Changing habits and haunts at the end of summer was something I did all through my formative years, just like everyone, else, so maybe my urge to explore new territory today was prompted less by a vague memory of another river and more by a conditioned reflex. Sixteen slightly intimidating Septembers, each one confronting me with new classrooms, new tutors, new books and new problems, must have left their mark. Alternatively, I’m seeking new water because of a genetic memory, an echo from those millennia when, every autumn, my ancestors followed the migrating herds southwards.

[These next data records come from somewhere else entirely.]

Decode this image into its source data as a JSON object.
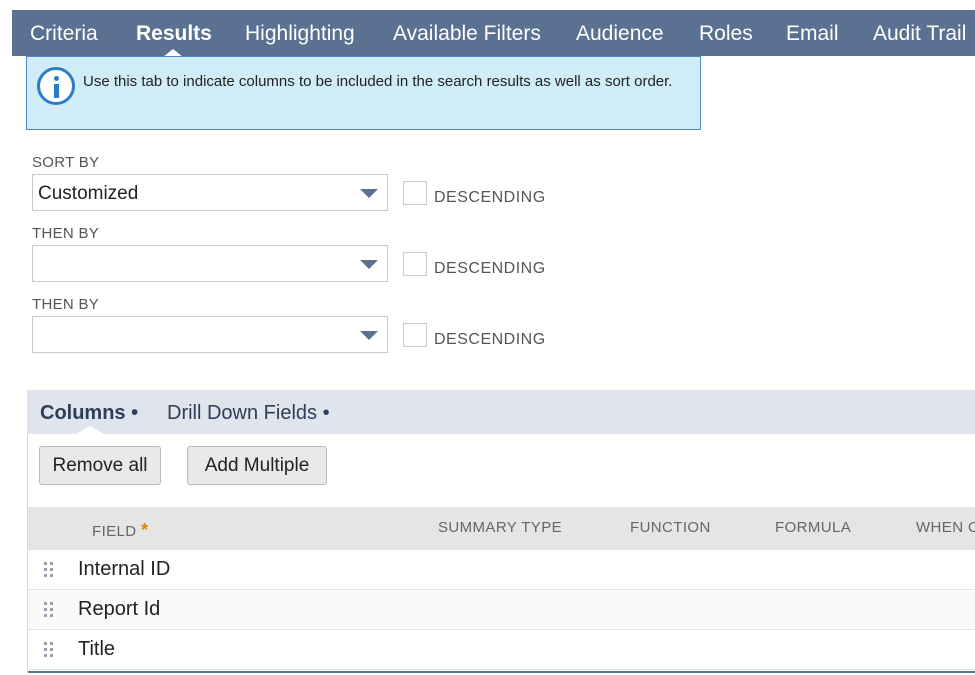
{
  "tabs": [
    {
      "label": "Criteria"
    },
    {
      "label": "Results"
    },
    {
      "label": "Highlighting"
    },
    {
      "label": "Available Filters"
    },
    {
      "label": "Audience"
    },
    {
      "label": "Roles"
    },
    {
      "label": "Email"
    },
    {
      "label": "Audit Trail"
    }
  ],
  "active_tab": "Results",
  "info": {
    "text": "Use this tab to indicate columns to be included in the search results as well as sort order."
  },
  "sort": {
    "sort_by_label": "SORT BY",
    "sort_by_value": "Customized",
    "then_by_label_1": "THEN BY",
    "then_by_value_1": "",
    "then_by_label_2": "THEN BY",
    "then_by_value_2": "",
    "descending_label": "DESCENDING"
  },
  "subtabs": [
    {
      "label": "Columns •"
    },
    {
      "label": "Drill Down Fields •"
    }
  ],
  "buttons": {
    "remove_all": "Remove all",
    "add_multiple": "Add Multiple"
  },
  "grid": {
    "headers": [
      "FIELD",
      "SUMMARY TYPE",
      "FUNCTION",
      "FORMULA",
      "WHEN O"
    ],
    "required_mark": "*",
    "rows": [
      "Internal ID",
      "Report Id",
      "Title"
    ]
  },
  "colors": {
    "tab_bar": "#5a7191",
    "info_bg": "#d0ecf7",
    "info_icon": "#2b7cc6",
    "subtab_bar": "#dfe4ed",
    "required": "#d88b00"
  },
  "icons": [
    "info-icon",
    "dropdown-arrow-icon",
    "drag-handle-icon"
  ]
}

Heading upstream, I naturally had more chance of spotting fish as I was approaching them from behind; however, the rising sun threw a long shadow ahead of me and, at a turn in the river, it must have been cast across a group of chub because there was a sudden plunging splash. Until that moment, all I’d seen since I’d arrived were shoals of minnows flickering through the few weed-free, shallower glides and it was reassuring to be startled by such a walloping commotion. They must have been quite large fish – it looked and sounded as if someone had just heaved in a sack of potatoes – but I’m convinced they were chub. Several bow waves shot off in different directions, some of them sweeping into the reed bed on the far bank making the stems jostle and sway, which is typical of chub if they’re spooked. I crept up to where the ripples were subsiding and waited a few minutes to see if anything was going to reappear.

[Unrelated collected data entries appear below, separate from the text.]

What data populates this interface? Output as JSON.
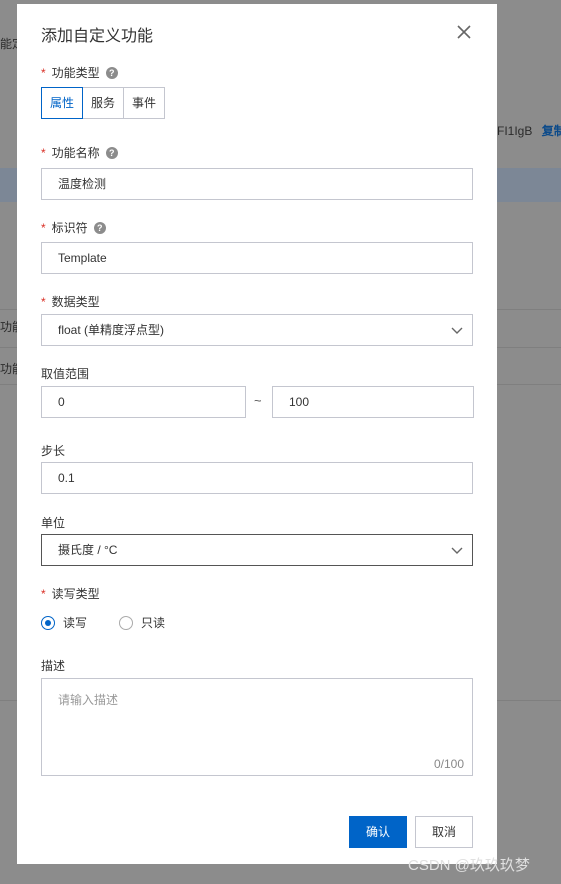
{
  "background": {
    "left_text_1": "能定",
    "right_text": "FI1IgB",
    "right_link": "复制",
    "left_text_2": "功能",
    "left_text_3": "功能"
  },
  "dialog": {
    "title": "添加自定义功能",
    "function_type": {
      "label": "功能类型",
      "options": [
        "属性",
        "服务",
        "事件"
      ],
      "selected": "属性"
    },
    "function_name": {
      "label": "功能名称",
      "value": "温度检测"
    },
    "identifier": {
      "label": "标识符",
      "value": "Template"
    },
    "data_type": {
      "label": "数据类型",
      "value": "float (单精度浮点型)"
    },
    "value_range": {
      "label": "取值范围",
      "min": "0",
      "separator": "~",
      "max": "100"
    },
    "step": {
      "label": "步长",
      "value": "0.1"
    },
    "unit": {
      "label": "单位",
      "value": "摄氏度 / °C"
    },
    "rw_type": {
      "label": "读写类型",
      "options": [
        "读写",
        "只读"
      ],
      "selected": "读写"
    },
    "description": {
      "label": "描述",
      "placeholder": "请输入描述",
      "counter": "0/100"
    },
    "confirm_label": "确认",
    "cancel_label": "取消"
  },
  "watermark": "CSDN @玖玖玖梦",
  "colors": {
    "primary": "#0064c8",
    "required": "#d93026"
  }
}
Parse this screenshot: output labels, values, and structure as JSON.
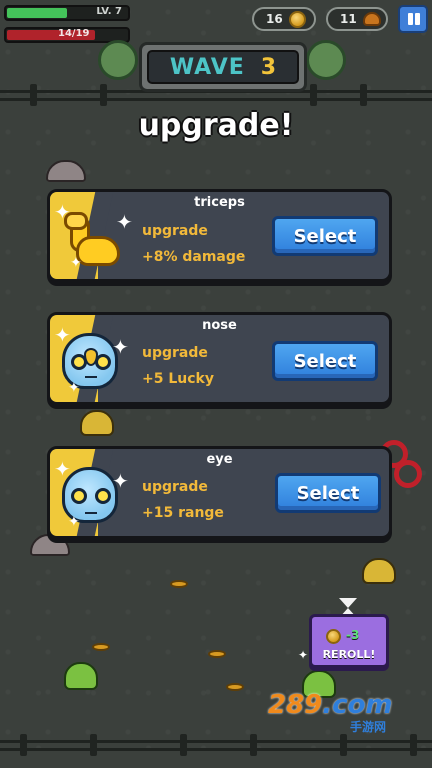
{
  "hud": {
    "level_label": "LV. 7",
    "xp_fraction": 0.5,
    "hp_text": "14/19",
    "hp_fraction": 0.737,
    "coins": "16",
    "kills": "11"
  },
  "wave": {
    "label": "WAVE",
    "number": "3"
  },
  "title": "upgrade!",
  "cards": [
    {
      "name": "triceps",
      "line1": "upgrade",
      "line2": "+8% damage",
      "icon": "muscle-arm-icon",
      "select_label": "Select"
    },
    {
      "name": "nose",
      "line1": "upgrade",
      "line2": "+5 Lucky",
      "icon": "mask-icon",
      "select_label": "Select"
    },
    {
      "name": "eye",
      "line1": "upgrade",
      "line2": "+15 range",
      "icon": "mask-icon",
      "select_label": "Select"
    }
  ],
  "reroll": {
    "cost": "-3",
    "label": "REROLL!"
  },
  "watermark": {
    "main_a": "289",
    "main_b": ".com",
    "sub": "手游网"
  },
  "colors": {
    "select_blue": "#2f7fdc",
    "upgrade_text": "#f2b93a",
    "card_bg": "#3f4550",
    "card_stripe": "#f0c93a",
    "wave_text": "#4dc4c7",
    "wave_number": "#f3c43a",
    "hp_red": "#b0232b",
    "xp_green": "#44c35a",
    "reroll_purple": "#9b6ee0"
  }
}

Years ago, when I was a chub devotee, I would have waited all day just for a glimpse of one of those creatures, but today I’m not really interested in them: I have another more resplendent fish on my mind.
Fifty yards after the chub hole, I came to a seductive willow-shrouded pool which seemed to possess all the features I’d been looking for: a shelving riverbed where a steady current slowed and divided around the remains of a sunken tree, the main flow deflected over to the far bank, the rest coming round in a slow idling whirl beneath the overhanging willows. There were some frayed late-season lilies and a thin weed bed, but the shade had obviously suppressed their summer growth and, apart from the timber reef, the pool was reasonably free of obstructions. Despite the clarity of the water, the depth, the shade and the reflections made it almost impossible to see if any fish were at home, so I set up my rod and reel, tied on a hook, baited with a worm and cast out.

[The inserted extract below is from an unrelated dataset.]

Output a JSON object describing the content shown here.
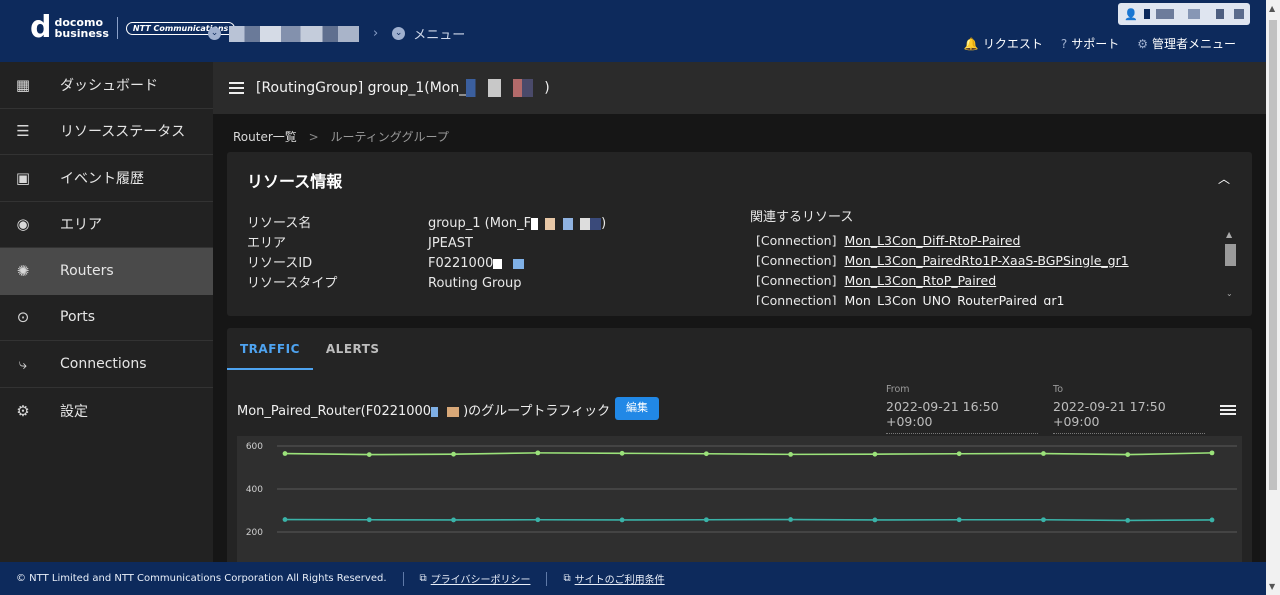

However impatient I am to get to the river, if I’m not completely familiar with it and it refuses to make any promises, hours can pass before I finally decide where to make my first cast. But once I’ve chosen the place it’s a matter of life and death that I cast immediately. When I get the feeling that this is the spot, there’s no fiddling about with fancy rigs or sophisticated presentations. I might sometimes muster just enough restraint to allow a float or a weight to be attached to the line, but if anything takes longer than about thirty seconds to set up I feel as if a prison door is closing on me. All my expectations, frustrations, all the pretence about being happy doing other things in the days while I wasn’t fishing – everything is resolved as soon as the line is in the water and I’m reconnected with reality.